One of my favorite tales is the whacked out Daredevil Vs. The Yellow Claw saga by Plastic Man creator Jack Cole, whose vivid, rubbery art leaps off the page. This Daredevil isn't the blind superhero of today, but a wisecracking pliable acrobat with a striking red-and-blue costume. The towering, fanged and drooling Oriental villain Yellow Claw is so over-the-top a caricature of "yellow peril" racism it's hard to be offended by it, although some readers might find it a bit rude today. Still, Cole's sheer storytelling energy makes this story as exciting to read now as it was decades ago.

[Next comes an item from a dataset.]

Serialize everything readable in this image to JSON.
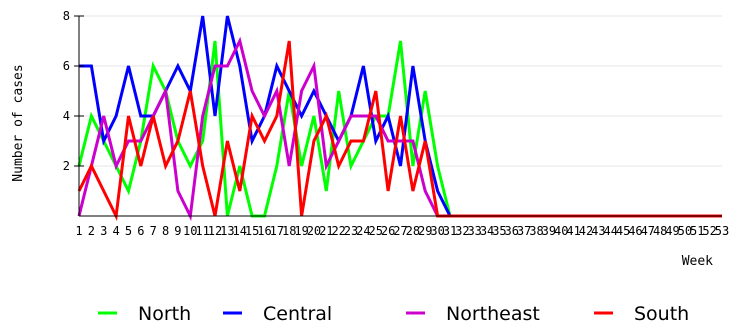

There are two stories by the king of bizarre Fletcher Hanks, whose fever-dream madness almost makes everyone else here look staid and dull by comparison. My only quibble with the inclusion of the Hanks stories is that he's already been the focus of two Fantagraphics books and frankly, it would've been better to give space here to another forgotten creator instead. But you can't top the sheer lunacy of Hanks' stories, such as the one here featuring Stardust battling space vultures that features a startlingly high body count.
Supermen! The First Wave of Comic Book Heroes resurrects a forgotten army of well-meaning, bizarrely named heroes and villains. It's one of the best comic collections of the year. Bring on a sequel!